Sept. 11, 2025 Capitol Beat News

Georgia lawmakers coming to grips with mill closings

Dave Williams reports that the impact of International Paper’s decision to close two pulp and paper mills in Coastal Georgia at the end of this month will spread far beyond those workers directly affected, state Commissioner of Agriculture Tyler Harper said Wednesday. “This is more than 1,100 jobs,” Harper told members of the Georgia House Rural Development Committee meeting on the campus of South Georgia State College in Douglas. “This is tire shops, truck dealerships, mom-and-pop restaurants.”

 

Sept. 11, 2025 Columbus Ledger-Enquirer

Columbus mayoral candidate drops out of that race to run for Georgia governor

Brittany McGee reports that a Columbus resident, who planned to run for Columbus mayor in 2026, now is aiming for a higher political office. Kia Marie Legette declared Tuesday her intent to run for Georgia governor as a nonpartisan candidate.

Sept. 11, 2025 Georgia Recorder

Georgia transgender sheriff’s deputy seeking coverage for care dealt a setback after earlier win

Ross Williams reports that a transgender sheriff’s deputy seeking gender-affirming medical care through a county-operated health plan in central Georgia was handed a loss by a federal court Tuesday. The 11th U.S. Circuit Court of Appeals struck down a trial court’s decision in favor of Houston County Sheriff’s Office Sgt. Anna Lange and sent the case back to the lower court.

Sept. 11, 2025 Capitol Beat News

Democratic candidate for governor leaving state Senate post

Ty Tagami reports, Georgia Democrats are losing a member of the state Senate as he gears up his campaign for next year’s Democratic primary for governor. Sen. Jason Esteves, D-Atlanta, said Wednesday that he is resigning from the Senate “because the best way I can serve the people of Georgia is by putting my whole heart into this campaign.”

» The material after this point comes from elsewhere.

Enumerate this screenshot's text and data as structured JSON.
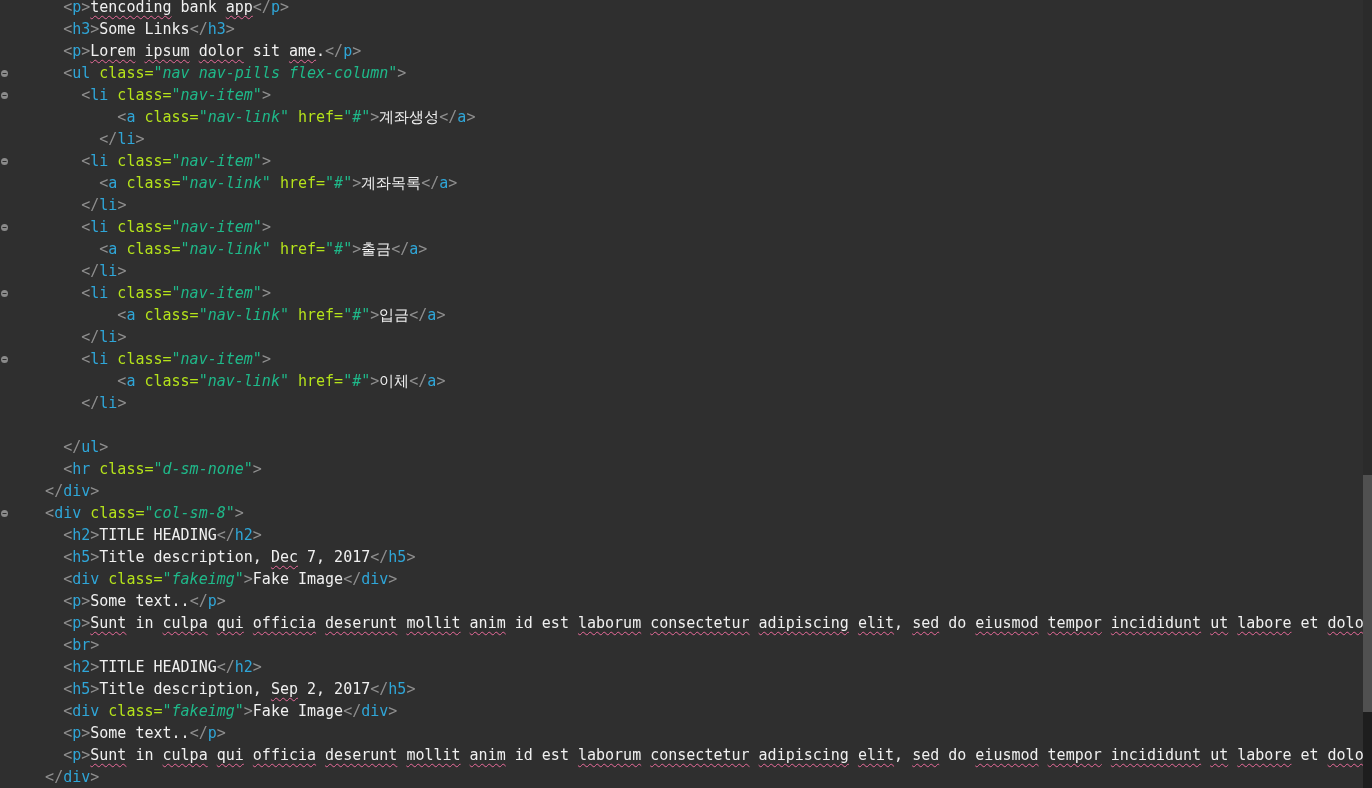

Sept. 11, 2025 Atlanta Journal-Constitution

Georgia leaders react to Charlie Kirk’s killing with anguish and alarm

Greg Bluestein, Tia Mitchell, Patricia Murphy and Adam Beam report,  conservative activist Charlie Kirk’s assassination at an event at Utah Valley University sent shockwaves through Georgia politics, becoming the latest tragic example in a pattern of escalating political violence nationwide. Party leaders from both sides of the aisle issued heartfelt statements of sympathy, anguish and alarm over deepening national polarization.